The Savannah Bananas retained the same partners for the 2026 season, while expanding the number of televised Banana ball games not including the Savannah Bananas. Twenty-five games will air on ESPN platforms, including the first ever game on ABC, with all games streaming on Disney+ and ESPN Unlimited. Additionally, TruTV and HBO Max will air 15 games, The CW will air six games, and the Roku Channel will air five games.

==Notable alumni==
Numerous former Bananas have been drafted by MLB clubs, but only the following have reached the major leagues:

- Braden Shewmake – Infielder who played for the Bananas in 2016. He was selected 21st overall by the Atlanta Braves in the 2019 Major League Baseball draft and made his MLB debut in 2023.
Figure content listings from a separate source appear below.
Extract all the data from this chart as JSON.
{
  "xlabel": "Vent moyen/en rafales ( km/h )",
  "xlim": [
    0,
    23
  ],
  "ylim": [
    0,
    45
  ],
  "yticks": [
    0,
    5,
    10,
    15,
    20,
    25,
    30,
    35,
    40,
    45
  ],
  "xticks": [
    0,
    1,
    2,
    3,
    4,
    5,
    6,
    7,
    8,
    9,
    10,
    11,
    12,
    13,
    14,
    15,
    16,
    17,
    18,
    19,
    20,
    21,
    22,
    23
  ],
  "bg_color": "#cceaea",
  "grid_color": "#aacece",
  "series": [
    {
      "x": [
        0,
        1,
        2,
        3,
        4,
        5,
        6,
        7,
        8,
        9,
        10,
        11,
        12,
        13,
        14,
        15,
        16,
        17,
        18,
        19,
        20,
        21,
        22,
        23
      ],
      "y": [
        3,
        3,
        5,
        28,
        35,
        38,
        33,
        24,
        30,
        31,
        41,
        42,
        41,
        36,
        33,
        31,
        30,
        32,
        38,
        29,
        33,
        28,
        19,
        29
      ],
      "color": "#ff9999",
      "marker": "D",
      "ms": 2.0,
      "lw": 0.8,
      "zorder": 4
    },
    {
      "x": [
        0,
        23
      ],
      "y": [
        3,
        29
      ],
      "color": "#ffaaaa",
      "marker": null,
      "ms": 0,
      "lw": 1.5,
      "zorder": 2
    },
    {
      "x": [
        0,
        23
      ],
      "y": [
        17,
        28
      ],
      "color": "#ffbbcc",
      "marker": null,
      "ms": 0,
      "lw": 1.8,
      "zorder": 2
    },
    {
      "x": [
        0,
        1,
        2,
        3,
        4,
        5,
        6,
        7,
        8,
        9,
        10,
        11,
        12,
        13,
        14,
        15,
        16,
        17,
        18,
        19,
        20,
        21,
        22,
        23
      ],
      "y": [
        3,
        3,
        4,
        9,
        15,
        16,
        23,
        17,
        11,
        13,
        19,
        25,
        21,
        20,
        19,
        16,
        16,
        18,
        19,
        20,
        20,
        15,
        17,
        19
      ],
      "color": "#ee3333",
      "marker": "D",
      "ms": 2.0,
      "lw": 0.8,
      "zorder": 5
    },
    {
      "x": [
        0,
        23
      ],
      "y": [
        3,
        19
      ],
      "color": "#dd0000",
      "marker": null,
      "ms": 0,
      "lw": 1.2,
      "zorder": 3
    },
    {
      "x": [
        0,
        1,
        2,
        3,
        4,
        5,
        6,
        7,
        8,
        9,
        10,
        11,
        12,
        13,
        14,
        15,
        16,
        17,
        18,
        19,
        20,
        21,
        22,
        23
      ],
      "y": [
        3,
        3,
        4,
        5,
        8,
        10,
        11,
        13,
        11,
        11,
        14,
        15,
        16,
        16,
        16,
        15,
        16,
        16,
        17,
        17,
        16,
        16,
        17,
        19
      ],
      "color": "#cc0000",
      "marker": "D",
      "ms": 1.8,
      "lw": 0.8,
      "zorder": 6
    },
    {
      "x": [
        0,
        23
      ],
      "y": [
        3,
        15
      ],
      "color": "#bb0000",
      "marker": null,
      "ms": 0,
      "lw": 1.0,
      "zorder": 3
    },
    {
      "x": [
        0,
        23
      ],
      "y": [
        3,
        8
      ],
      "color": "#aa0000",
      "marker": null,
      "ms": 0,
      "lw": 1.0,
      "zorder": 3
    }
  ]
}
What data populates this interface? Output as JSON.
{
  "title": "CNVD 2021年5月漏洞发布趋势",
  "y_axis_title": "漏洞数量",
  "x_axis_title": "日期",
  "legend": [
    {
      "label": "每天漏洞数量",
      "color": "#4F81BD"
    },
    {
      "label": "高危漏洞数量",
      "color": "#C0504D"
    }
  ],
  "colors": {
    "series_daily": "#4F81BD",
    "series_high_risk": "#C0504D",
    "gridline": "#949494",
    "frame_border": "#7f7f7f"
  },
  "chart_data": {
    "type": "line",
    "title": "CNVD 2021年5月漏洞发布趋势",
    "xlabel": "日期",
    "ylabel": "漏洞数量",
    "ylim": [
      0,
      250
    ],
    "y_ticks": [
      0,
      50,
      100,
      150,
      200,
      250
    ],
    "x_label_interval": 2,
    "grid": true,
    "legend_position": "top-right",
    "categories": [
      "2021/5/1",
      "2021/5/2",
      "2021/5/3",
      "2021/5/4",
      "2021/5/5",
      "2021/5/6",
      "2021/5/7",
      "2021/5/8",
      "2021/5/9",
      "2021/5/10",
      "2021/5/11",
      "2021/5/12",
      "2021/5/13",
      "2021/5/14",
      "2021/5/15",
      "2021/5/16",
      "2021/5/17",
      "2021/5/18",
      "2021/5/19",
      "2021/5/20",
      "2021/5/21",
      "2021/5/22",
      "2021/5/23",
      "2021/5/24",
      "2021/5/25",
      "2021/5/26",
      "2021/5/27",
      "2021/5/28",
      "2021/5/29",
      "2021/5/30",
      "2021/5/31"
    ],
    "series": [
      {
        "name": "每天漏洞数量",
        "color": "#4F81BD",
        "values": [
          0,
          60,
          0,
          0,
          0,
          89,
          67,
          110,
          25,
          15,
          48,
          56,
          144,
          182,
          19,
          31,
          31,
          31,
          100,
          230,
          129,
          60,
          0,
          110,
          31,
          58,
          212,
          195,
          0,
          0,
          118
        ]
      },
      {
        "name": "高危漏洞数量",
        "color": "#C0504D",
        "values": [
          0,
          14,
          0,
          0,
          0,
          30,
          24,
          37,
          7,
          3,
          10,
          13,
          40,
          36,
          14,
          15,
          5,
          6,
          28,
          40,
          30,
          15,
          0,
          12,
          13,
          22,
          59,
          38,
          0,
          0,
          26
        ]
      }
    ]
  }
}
- Beau Sulser – Right-handed pitcher who played for the Bananas in 2016. He debuted in MLB with the Pittsburgh Pirates in 2022 and later pitched for the Baltimore Orioles.
- Rylan Bannon – Infielder who played for the Bananas in 2016 before debuting with the Baltimore Orioles in 2022. He later appeared in MLB for the Houston Astros.
- Cade Marlowe – Outfielder who played for the Savannah Bananas in 2018 before making his MLB debut with the Seattle Mariners in 2023. He gained national attention after hitting a grand slam early in his major league career.
- Brett Wisely – Infielder who played for the Bananas in 2019. Drafted by the Tampa Bay Rays, he made his MLB debut with the San Francisco Giants in 2023.
- Tristan Peters – Outfielder who played for the Savannah Bananas in 2021 during the organization's Coastal Plain League era. He was selected by the Milwaukee Brewers in the seventh round of the 2021 Major League Baseball draft, made his MLB debut with the Tampa Bay Rays in 2025, and was later traded to the Chicago White Sox.
- Hayden Harris – Left-handed pitcher who appeared for the Savannah Bananas' Banana Ball team in 2022. He made his MLB debut with the Atlanta Braves in 2025, becoming the first player from the Banana Ball era to reach the major leagues.